Evaluate the line integral $$\int_C \ x^2 dx+(x+y)dy \ $$ where $C$ is the path of the right triangle with vertices $(0,0), (4,0)$ and $(0,10)$ starts from the origin and goes to $(4,0)$ then to $(0,10)$ then back to the origin.
I did this problem but the answer is incorrect. First I looked at it from $(0,0)$ to $(4,0)$ THe magnitude of $r'(t)$ was $4$. $r(t) = \langle 4t,0 \rangle$ for $0 \le t \le 1$. Using this information I got $40/3$ as my answer after evaluating the integral.

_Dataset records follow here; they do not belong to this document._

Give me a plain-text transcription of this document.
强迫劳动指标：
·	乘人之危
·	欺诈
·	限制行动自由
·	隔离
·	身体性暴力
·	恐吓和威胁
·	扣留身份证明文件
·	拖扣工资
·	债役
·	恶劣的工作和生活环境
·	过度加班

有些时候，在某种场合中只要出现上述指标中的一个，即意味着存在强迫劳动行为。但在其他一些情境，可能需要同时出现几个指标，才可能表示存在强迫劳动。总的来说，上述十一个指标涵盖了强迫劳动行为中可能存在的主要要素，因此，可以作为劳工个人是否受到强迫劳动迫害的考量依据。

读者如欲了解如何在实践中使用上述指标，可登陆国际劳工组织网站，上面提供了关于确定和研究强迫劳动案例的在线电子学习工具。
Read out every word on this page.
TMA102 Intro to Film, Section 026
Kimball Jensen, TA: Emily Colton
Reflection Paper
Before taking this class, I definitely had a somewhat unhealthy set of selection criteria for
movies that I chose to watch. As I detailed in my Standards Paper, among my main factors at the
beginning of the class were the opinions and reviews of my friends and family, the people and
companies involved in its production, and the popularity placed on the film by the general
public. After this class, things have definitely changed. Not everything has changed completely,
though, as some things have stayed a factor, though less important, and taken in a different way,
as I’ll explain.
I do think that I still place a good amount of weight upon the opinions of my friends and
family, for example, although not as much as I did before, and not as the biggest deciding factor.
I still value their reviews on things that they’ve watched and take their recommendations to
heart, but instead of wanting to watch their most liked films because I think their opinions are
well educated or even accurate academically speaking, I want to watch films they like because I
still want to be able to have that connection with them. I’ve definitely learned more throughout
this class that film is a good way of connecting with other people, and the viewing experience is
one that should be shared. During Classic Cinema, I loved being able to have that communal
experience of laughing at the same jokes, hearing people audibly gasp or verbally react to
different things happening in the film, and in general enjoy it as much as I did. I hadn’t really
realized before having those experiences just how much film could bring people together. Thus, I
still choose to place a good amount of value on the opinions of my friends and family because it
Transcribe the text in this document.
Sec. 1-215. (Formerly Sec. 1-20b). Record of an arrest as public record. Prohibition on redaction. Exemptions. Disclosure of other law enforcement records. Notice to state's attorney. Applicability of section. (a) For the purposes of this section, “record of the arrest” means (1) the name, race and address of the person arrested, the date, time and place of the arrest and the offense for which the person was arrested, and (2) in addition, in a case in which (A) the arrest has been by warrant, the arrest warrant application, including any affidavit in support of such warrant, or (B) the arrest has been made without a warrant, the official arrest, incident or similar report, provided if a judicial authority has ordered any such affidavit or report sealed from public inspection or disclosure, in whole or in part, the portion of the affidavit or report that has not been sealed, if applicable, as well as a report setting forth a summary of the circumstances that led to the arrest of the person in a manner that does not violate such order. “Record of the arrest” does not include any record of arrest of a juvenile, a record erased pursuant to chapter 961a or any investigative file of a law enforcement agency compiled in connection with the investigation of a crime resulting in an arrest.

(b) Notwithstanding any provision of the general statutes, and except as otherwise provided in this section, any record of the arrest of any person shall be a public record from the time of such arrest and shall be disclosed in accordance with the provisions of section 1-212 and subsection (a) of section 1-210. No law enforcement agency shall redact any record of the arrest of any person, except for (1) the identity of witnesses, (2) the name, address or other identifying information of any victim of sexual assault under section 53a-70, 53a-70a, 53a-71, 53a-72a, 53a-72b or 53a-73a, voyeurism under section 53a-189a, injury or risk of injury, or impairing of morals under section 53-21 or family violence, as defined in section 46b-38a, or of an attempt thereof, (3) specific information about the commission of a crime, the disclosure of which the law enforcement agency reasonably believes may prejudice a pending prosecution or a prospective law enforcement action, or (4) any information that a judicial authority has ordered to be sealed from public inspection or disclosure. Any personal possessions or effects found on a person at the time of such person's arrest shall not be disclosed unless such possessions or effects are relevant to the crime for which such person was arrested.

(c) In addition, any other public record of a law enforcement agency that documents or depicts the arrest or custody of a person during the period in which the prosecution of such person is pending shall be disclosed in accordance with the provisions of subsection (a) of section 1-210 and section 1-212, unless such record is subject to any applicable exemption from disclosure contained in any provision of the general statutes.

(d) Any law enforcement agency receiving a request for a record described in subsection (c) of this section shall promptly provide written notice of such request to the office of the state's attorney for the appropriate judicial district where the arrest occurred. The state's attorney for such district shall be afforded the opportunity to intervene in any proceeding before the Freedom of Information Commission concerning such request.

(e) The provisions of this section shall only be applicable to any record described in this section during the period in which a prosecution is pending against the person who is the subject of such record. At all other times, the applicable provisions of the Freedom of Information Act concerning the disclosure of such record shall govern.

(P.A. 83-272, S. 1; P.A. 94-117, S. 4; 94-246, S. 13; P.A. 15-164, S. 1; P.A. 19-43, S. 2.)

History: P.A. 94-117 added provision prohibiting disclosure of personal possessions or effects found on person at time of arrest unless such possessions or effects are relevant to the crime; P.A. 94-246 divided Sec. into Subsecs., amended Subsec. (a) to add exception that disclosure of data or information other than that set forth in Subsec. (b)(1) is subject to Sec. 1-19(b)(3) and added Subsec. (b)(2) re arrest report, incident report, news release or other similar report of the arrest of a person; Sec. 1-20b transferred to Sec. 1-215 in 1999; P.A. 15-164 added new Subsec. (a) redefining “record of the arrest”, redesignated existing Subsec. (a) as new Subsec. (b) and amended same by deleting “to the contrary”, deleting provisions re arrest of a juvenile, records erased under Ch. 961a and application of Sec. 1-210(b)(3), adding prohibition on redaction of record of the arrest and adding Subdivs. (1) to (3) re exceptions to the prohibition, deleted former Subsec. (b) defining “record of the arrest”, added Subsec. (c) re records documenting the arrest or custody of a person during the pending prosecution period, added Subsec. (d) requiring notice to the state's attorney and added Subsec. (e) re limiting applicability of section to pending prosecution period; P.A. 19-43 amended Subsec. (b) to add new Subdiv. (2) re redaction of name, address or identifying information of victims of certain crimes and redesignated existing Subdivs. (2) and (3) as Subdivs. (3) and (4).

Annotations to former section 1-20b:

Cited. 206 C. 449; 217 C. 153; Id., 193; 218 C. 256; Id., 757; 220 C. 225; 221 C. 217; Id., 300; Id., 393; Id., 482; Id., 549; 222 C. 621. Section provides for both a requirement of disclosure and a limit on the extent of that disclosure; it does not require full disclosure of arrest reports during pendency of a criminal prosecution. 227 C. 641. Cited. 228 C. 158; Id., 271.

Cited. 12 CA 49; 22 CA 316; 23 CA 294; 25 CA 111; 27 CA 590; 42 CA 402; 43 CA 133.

Then I looked at the point from $(4,0)$ to $(0,10)$ $r(t)=\langle 4-4t,10t \rangle$ for $0 \le t \le 1$ The magnitude of $r'(t)$ is $2 \sqrt{29}$ Using this information I got $\frac{74}{3}\sqrt{29}$ as my answer after evaluating the integral.
Then I looked at the point from $(0,10)$ to $(0,0)$ $r(t) = \langle 0,-10t \rangle$ for $-1 \le t \le 0$ The magnitude of $r'(t)$ is $10$ Evaluating the integral I got the answer of $50$
Adding all three my final answer was $196.1673986$ but lon capa says this is incorrect. Can someone tell me where I am making a mistake?